I can imagine some unintended consequences from this. If I'm a hard-going reviewer, people might choose to avoid me, and I'll be compensated less. Conversely, if I'm easy-going, people might find ways to get their papers to me.
I suppose there can be some other layer of reviewer meta-review to account for this, much like the role 'acceptance rate' has come to have for journals and conferences. But, following Goodhart's law, even that has come to be gamed now that a meaning - a proxy for journal prestige or quality - has been placed on it.
That's why I use the term "credit". It needs to have real-world value of some sort. I don't think just paying people is the solution, that would just mean the richer you are, the more reviews you get, and the better your reviews are. You can argue they should be paid via a neutral source of money, but there is no such thing.
If the problem of gaming the system could be gotten around, something very similar to internet comments could work - anyone can post a public review of anyone's work, in which case reputation would become the currency. Successfully criticizing someone with higher reputation than yourself would gain more status than praising them, but also come with more risk. It would also make it a lot less meaningful to get those 'not new ideas lol' comments that others on this thread have complained of.

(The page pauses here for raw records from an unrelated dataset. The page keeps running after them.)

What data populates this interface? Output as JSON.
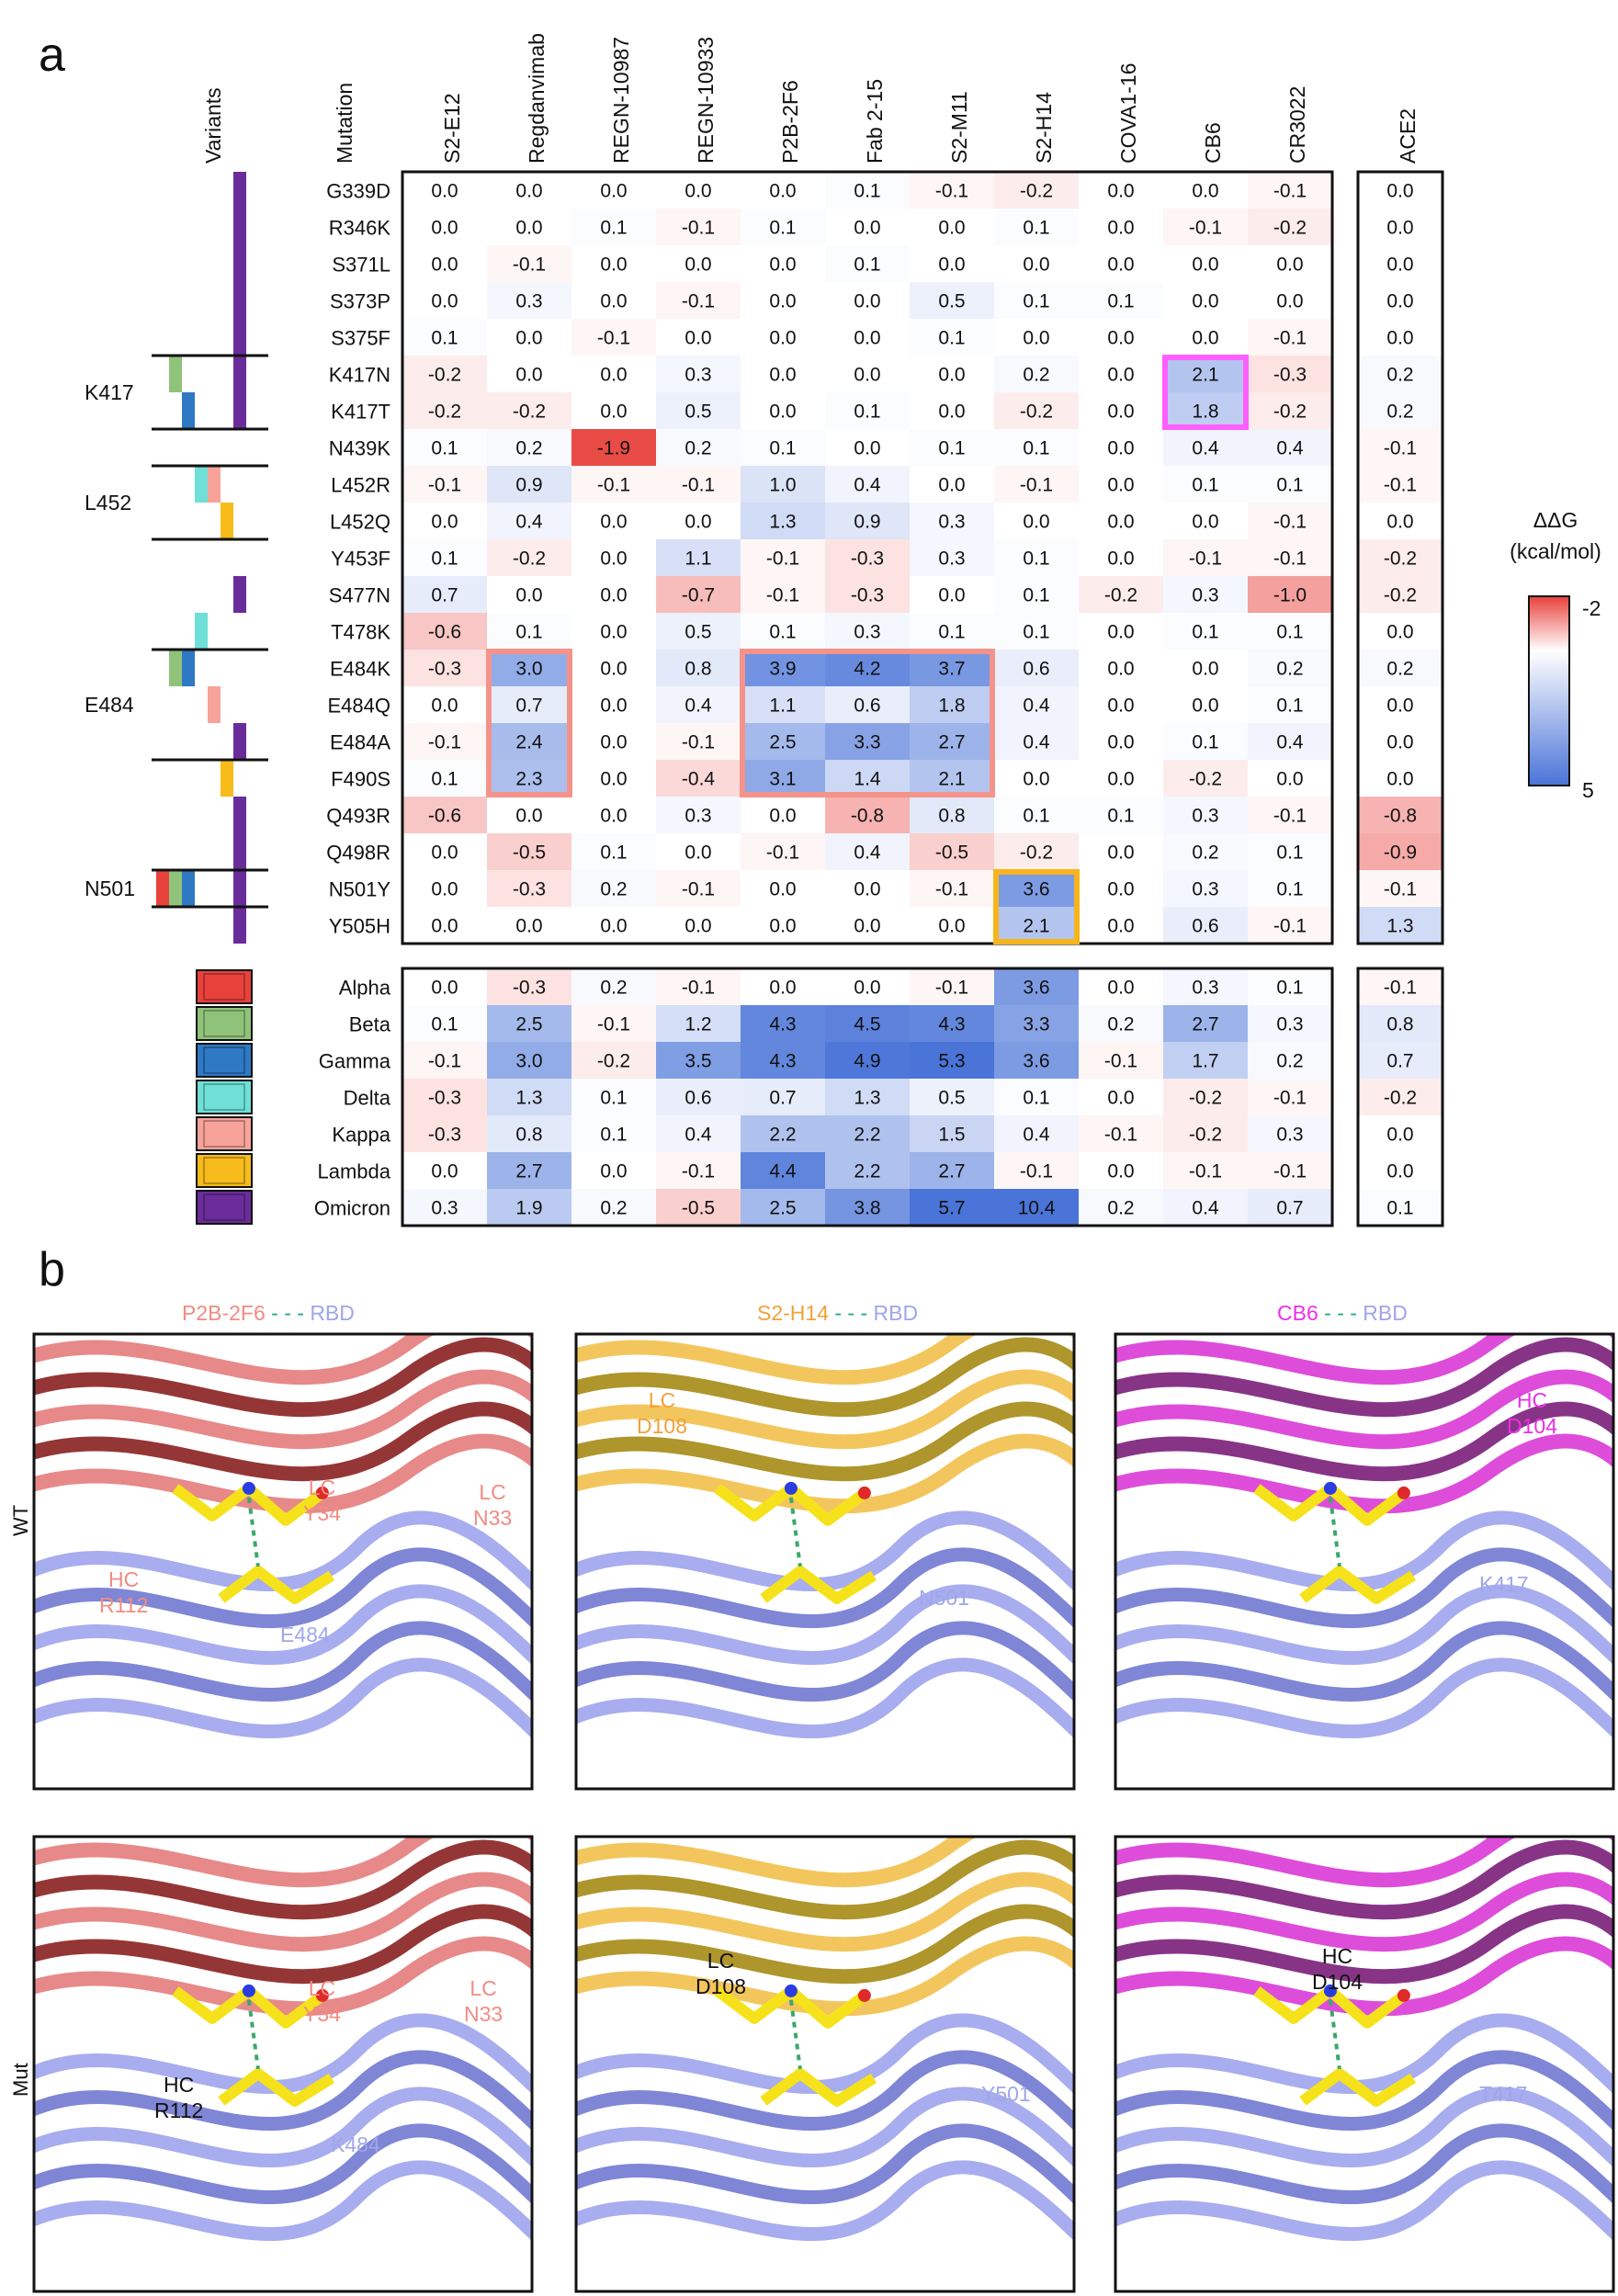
{
  "panel_a": {
    "letter": "a",
    "variants_header": "Variants",
    "mutation_header": "Mutation",
    "antibodies": [
      "S2-E12",
      "Regdanvimab",
      "REGN-10987",
      "REGN-10933",
      "P2B-2F6",
      "Fab 2-15",
      "S2-M11",
      "S2-H14",
      "COVA1-16",
      "CB6",
      "CR3022"
    ],
    "receptor": "ACE2",
    "mutations": [
      {
        "name": "G339D",
        "values": [
          0.0,
          0.0,
          0.0,
          0.0,
          0.0,
          0.1,
          -0.1,
          -0.2,
          0.0,
          0.0,
          -0.1
        ],
        "ace2": 0.0
      },
      {
        "name": "R346K",
        "values": [
          0.0,
          0.0,
          0.1,
          -0.1,
          0.1,
          0.0,
          0.0,
          0.1,
          0.0,
          -0.1,
          -0.2
        ],
        "ace2": 0.0
      },
      {
        "name": "S371L",
        "values": [
          0.0,
          -0.1,
          0.0,
          0.0,
          0.0,
          0.1,
          0.0,
          0.0,
          0.0,
          0.0,
          0.0
        ],
        "ace2": 0.0
      },
      {
        "name": "S373P",
        "values": [
          0.0,
          0.3,
          0.0,
          -0.1,
          0.0,
          0.0,
          0.5,
          0.1,
          0.1,
          0.0,
          0.0
        ],
        "ace2": 0.0
      },
      {
        "name": "S375F",
        "values": [
          0.1,
          0.0,
          -0.1,
          0.0,
          0.0,
          0.0,
          0.1,
          0.0,
          0.0,
          0.0,
          -0.1
        ],
        "ace2": 0.0
      },
      {
        "name": "K417N",
        "values": [
          -0.2,
          0.0,
          0.0,
          0.3,
          0.0,
          0.0,
          0.0,
          0.2,
          0.0,
          2.1,
          -0.3
        ],
        "ace2": 0.2
      },
      {
        "name": "K417T",
        "values": [
          -0.2,
          -0.2,
          0.0,
          0.5,
          0.0,
          0.1,
          0.0,
          -0.2,
          0.0,
          1.8,
          -0.2
        ],
        "ace2": 0.2
      },
      {
        "name": "N439K",
        "values": [
          0.1,
          0.2,
          -1.9,
          0.2,
          0.1,
          0.0,
          0.1,
          0.1,
          0.0,
          0.4,
          0.4
        ],
        "ace2": -0.1
      },
      {
        "name": "L452R",
        "values": [
          -0.1,
          0.9,
          -0.1,
          -0.1,
          1.0,
          0.4,
          0.0,
          -0.1,
          0.0,
          0.1,
          0.1
        ],
        "ace2": -0.1
      },
      {
        "name": "L452Q",
        "values": [
          0.0,
          0.4,
          0.0,
          0.0,
          1.3,
          0.9,
          0.3,
          0.0,
          0.0,
          0.0,
          -0.1
        ],
        "ace2": 0.0
      },
      {
        "name": "Y453F",
        "values": [
          0.1,
          -0.2,
          0.0,
          1.1,
          -0.1,
          -0.3,
          0.3,
          0.1,
          0.0,
          -0.1,
          -0.1
        ],
        "ace2": -0.2
      },
      {
        "name": "S477N",
        "values": [
          0.7,
          0.0,
          0.0,
          -0.7,
          -0.1,
          -0.3,
          0.0,
          0.1,
          -0.2,
          0.3,
          -1.0
        ],
        "ace2": -0.2
      },
      {
        "name": "T478K",
        "values": [
          -0.6,
          0.1,
          0.0,
          0.5,
          0.1,
          0.3,
          0.1,
          0.1,
          0.0,
          0.1,
          0.1
        ],
        "ace2": 0.0
      },
      {
        "name": "E484K",
        "values": [
          -0.3,
          3.0,
          0.0,
          0.8,
          3.9,
          4.2,
          3.7,
          0.6,
          0.0,
          0.0,
          0.2
        ],
        "ace2": 0.2
      },
      {
        "name": "E484Q",
        "values": [
          0.0,
          0.7,
          0.0,
          0.4,
          1.1,
          0.6,
          1.8,
          0.4,
          0.0,
          0.0,
          0.1
        ],
        "ace2": 0.0
      },
      {
        "name": "E484A",
        "values": [
          -0.1,
          2.4,
          0.0,
          -0.1,
          2.5,
          3.3,
          2.7,
          0.4,
          0.0,
          0.1,
          0.4
        ],
        "ace2": 0.0
      },
      {
        "name": "F490S",
        "values": [
          0.1,
          2.3,
          0.0,
          -0.4,
          3.1,
          1.4,
          2.1,
          0.0,
          0.0,
          -0.2,
          0.0
        ],
        "ace2": 0.0
      },
      {
        "name": "Q493R",
        "values": [
          -0.6,
          0.0,
          0.0,
          0.3,
          0.0,
          -0.8,
          0.8,
          0.1,
          0.1,
          0.3,
          -0.1
        ],
        "ace2": -0.8
      },
      {
        "name": "Q498R",
        "values": [
          0.0,
          -0.5,
          0.1,
          0.0,
          -0.1,
          0.4,
          -0.5,
          -0.2,
          0.0,
          0.2,
          0.1
        ],
        "ace2": -0.9
      },
      {
        "name": "N501Y",
        "values": [
          0.0,
          -0.3,
          0.2,
          -0.1,
          0.0,
          0.0,
          -0.1,
          3.6,
          0.0,
          0.3,
          0.1
        ],
        "ace2": -0.1
      },
      {
        "name": "Y505H",
        "values": [
          0.0,
          0.0,
          0.0,
          0.0,
          0.0,
          0.0,
          0.0,
          2.1,
          0.0,
          0.6,
          -0.1
        ],
        "ace2": 1.3
      }
    ],
    "variants": [
      {
        "name": "Alpha",
        "color": "#e8413c",
        "values": [
          0.0,
          -0.3,
          0.2,
          -0.1,
          0.0,
          0.0,
          -0.1,
          3.6,
          0.0,
          0.3,
          0.1
        ],
        "ace2": -0.1
      },
      {
        "name": "Beta",
        "color": "#8fc379",
        "values": [
          0.1,
          2.5,
          -0.1,
          1.2,
          4.3,
          4.5,
          4.3,
          3.3,
          0.2,
          2.7,
          0.3
        ],
        "ace2": 0.8
      },
      {
        "name": "Gamma",
        "color": "#2f78c4",
        "values": [
          -0.1,
          3.0,
          -0.2,
          3.5,
          4.3,
          4.9,
          5.3,
          3.6,
          -0.1,
          1.7,
          0.2
        ],
        "ace2": 0.7
      },
      {
        "name": "Delta",
        "color": "#6ee0d8",
        "values": [
          -0.3,
          1.3,
          0.1,
          0.6,
          0.7,
          1.3,
          0.5,
          0.1,
          0.0,
          -0.2,
          -0.1
        ],
        "ace2": -0.2
      },
      {
        "name": "Kappa",
        "color": "#f7a39a",
        "values": [
          -0.3,
          0.8,
          0.1,
          0.4,
          2.2,
          2.2,
          1.5,
          0.4,
          -0.1,
          -0.2,
          0.3
        ],
        "ace2": 0.0
      },
      {
        "name": "Lambda",
        "color": "#f7bb1c",
        "values": [
          0.0,
          2.7,
          0.0,
          -0.1,
          4.4,
          2.2,
          2.7,
          -0.1,
          0.0,
          -0.1,
          -0.1
        ],
        "ace2": 0.0
      },
      {
        "name": "Omicron",
        "color": "#6a2c9a",
        "values": [
          0.3,
          1.9,
          0.2,
          -0.5,
          2.5,
          3.8,
          5.7,
          10.4,
          0.2,
          0.4,
          0.7
        ],
        "ace2": 0.1
      }
    ],
    "site_labels": [
      "K417",
      "L452",
      "E484",
      "N501"
    ],
    "colorbar": {
      "title_line1": "ΔΔG",
      "title_line2": "(kcal/mol)",
      "min_label": "-2",
      "max_label": "5",
      "low_color": "#e8413c",
      "mid_color": "#ffffff",
      "high_color": "#4a74d8"
    },
    "highlights": [
      {
        "color": "#ff5fff",
        "rows": [
          "K417N",
          "K417T"
        ],
        "cols": [
          "CB6"
        ]
      },
      {
        "color": "#f4938a",
        "rows": [
          "E484K",
          "E484Q",
          "E484A",
          "F490S"
        ],
        "cols": [
          "Regdanvimab"
        ]
      },
      {
        "color": "#f4938a",
        "rows": [
          "E484K",
          "E484Q",
          "E484A",
          "F490S"
        ],
        "cols": [
          "P2B-2F6",
          "Fab 2-15",
          "S2-M11"
        ]
      },
      {
        "color": "#f7b51c",
        "rows": [
          "N501Y",
          "Y505H"
        ],
        "cols": [
          "S2-H14"
        ]
      }
    ]
  },
  "panel_b": {
    "letter": "b",
    "row_labels": [
      "WT",
      "Mut"
    ],
    "columns": [
      {
        "antibody": "P2B-2F6",
        "antibody_color": "#f28b82",
        "sep": "- - -",
        "target": "RBD",
        "target_color": "#9fa6ea",
        "wt_labels": [
          {
            "text": "LC\nY34",
            "color": "#f28b82"
          },
          {
            "text": "LC\nN33",
            "color": "#f28b82"
          },
          {
            "text": "HC\nR112",
            "color": "#f28b82"
          },
          {
            "text": "E484",
            "color": "#9fa6ea"
          }
        ],
        "mut_labels": [
          {
            "text": "LC\nY34",
            "color": "#f28b82"
          },
          {
            "text": "LC\nN33",
            "color": "#f28b82"
          },
          {
            "text": "HC\nR112",
            "color": "#111111"
          },
          {
            "text": "K484",
            "color": "#9fa6ea"
          }
        ]
      },
      {
        "antibody": "S2-H14",
        "antibody_color": "#f2a13a",
        "sep": "- - -",
        "target": "RBD",
        "target_color": "#9fa6ea",
        "wt_labels": [
          {
            "text": "LC\nD108",
            "color": "#f2a13a"
          },
          {
            "text": "N501",
            "color": "#9fa6ea"
          }
        ],
        "mut_labels": [
          {
            "text": "LC\nD108",
            "color": "#111111"
          },
          {
            "text": "Y501",
            "color": "#9fa6ea"
          }
        ]
      },
      {
        "antibody": "CB6",
        "antibody_color": "#ee2ee8",
        "sep": "- - -",
        "target": "RBD",
        "target_color": "#9fa6ea",
        "wt_labels": [
          {
            "text": "HC\nD104",
            "color": "#ee2ee8"
          },
          {
            "text": "K417",
            "color": "#9fa6ea"
          }
        ],
        "mut_labels": [
          {
            "text": "HC\nD104",
            "color": "#111111"
          },
          {
            "text": "T417",
            "color": "#9fa6ea"
          }
        ]
      }
    ]
  }
}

I quite like the fact that whatever someone says on the internet now, the first comment is usually the best-argued counterpoint. It seems like a dynamic that could be brought to science quite well. I may not have the time to parse an entire paper in a field unfamiliar to me, but if I come across it and the top comment is 'there's a math error in table 6 that throws paragraph 4 into doubt', I can certainly verify that for myself. That sort of 'peer' review would make science much more accessible to the interested layperson.